Ali, G.; Gibbard, D.; Ghelfi, E.; Olson, A.; Cai, J.; Balagtas, A.; Klein, I.; Maccoux, E.; Han, Y.; Guo, M.; Miura, A.; Glass, I.; Mori, M.; Brownfield, D. G.

Physical forces shape cell behavior, yet how they integrate with signaling to control fate and disease remains unclear. The alveolar epithelium is patterned by FGF signaling and mechanical stretch, but how these cues specify AT1 and AT2 cells is poorly understood. Here we show that cell membrane tension (CMT) is a conserved regulator of epithelial fate in mouse and human lungs.
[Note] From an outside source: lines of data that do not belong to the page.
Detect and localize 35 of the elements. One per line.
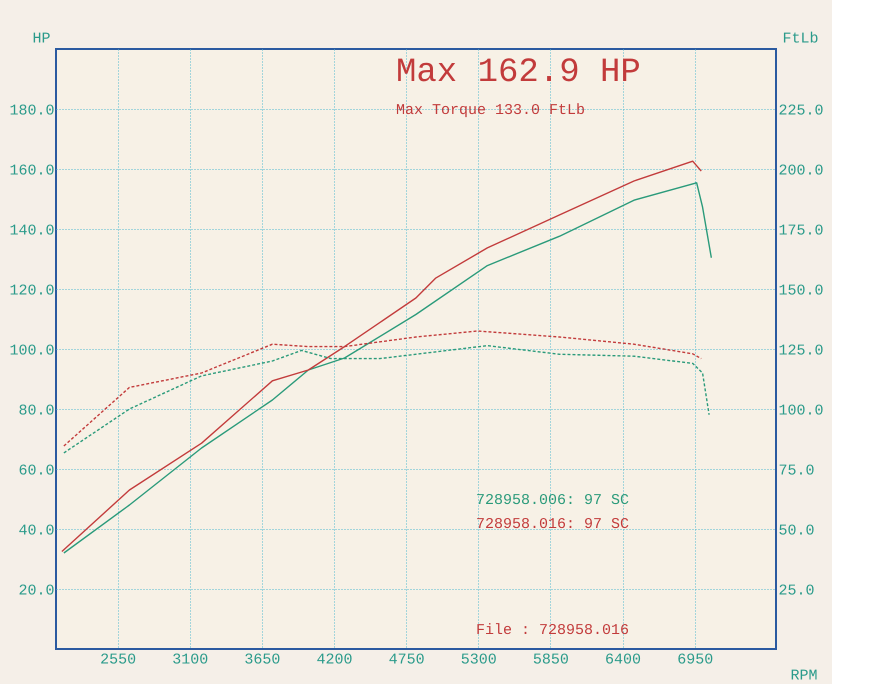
y2-tick-label: 175.0 <box>778 222 824 240</box>
x-tick-label: 6950 <box>677 652 714 668</box>
y2-axis-title: FtLb <box>782 30 819 48</box>
y-tick-label: 80.0 <box>18 402 54 420</box>
x-tick-label: 6400 <box>605 652 642 668</box>
text: 728958.006: 97 SC <box>476 492 630 509</box>
y2-tick-label: 225.0 <box>778 102 824 120</box>
y2-tick-label: 125.0 <box>778 342 824 360</box>
x-tick-label: 5850 <box>532 652 569 668</box>
y2-tick-label: 200.0 <box>778 162 824 180</box>
y2-tick-label: 150.0 <box>778 282 824 300</box>
annotation: Max 162.9 HP <box>396 54 641 92</box>
y2-tick-label: 100.0 <box>778 402 824 420</box>
y-tick-label: 40.0 <box>18 522 54 540</box>
x-tick-label: 3100 <box>172 652 208 668</box>
y-tick-label: 160.0 <box>9 162 54 180</box>
y-tick-label: 180.0 <box>9 102 54 120</box>
text: 728958.016: 97 SC <box>476 516 630 533</box>
y-tick-label: 20.0 <box>18 582 54 600</box>
x-axis-title: RPM <box>790 668 818 684</box>
x-tick-label: 5300 <box>460 652 497 668</box>
y-tick-label: 140.0 <box>9 222 54 240</box>
y2-tick-label: 25.0 <box>778 582 815 600</box>
y2-tick-label: 50.0 <box>778 522 815 540</box>
annotation: Max Torque 133.0 FtLb <box>396 102 586 119</box>
x-tick-label: 3650 <box>244 652 280 668</box>
annotation: File : 728958.016 <box>476 622 630 639</box>
y2-tick-label: 75.0 <box>778 462 815 480</box>
x-tick-label: 4750 <box>388 652 425 668</box>
y-tick-label: 120.0 <box>9 282 54 300</box>
y-tick-label: 60.0 <box>18 462 54 480</box>
y-tick-label: 100.0 <box>9 342 54 360</box>
y-axis-title: HP <box>32 30 50 48</box>
x-tick-label: 2550 <box>100 652 136 668</box>
x-tick-label: 4200 <box>316 652 353 668</box>
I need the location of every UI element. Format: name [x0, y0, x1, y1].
CMT drops before differentiation and is spatially patterned, defining where bipotent progenitors acquire AT1 or AT2 identity. Lower CMT enhances FGFR2 endocytosis and ERK signaling to drive AT2 differentiation and permits architectural remodeling that enables stretch-mediated YAP/TAZ nuclear entry for AT1 maturation. {beta}-catenin elevates CMT cell-intrinsically independent of its canonical WNT role, while embedding, compression, or fibroblast wrapping elevate CMT extrinsically. Combined intrinsic and extrinsic tension traps alveolar epithelial cells in a KRT8 state seen in fibrotic lungs. Thus, CMT integrates physical and molecular cues linking morphogenesis to fibrosis.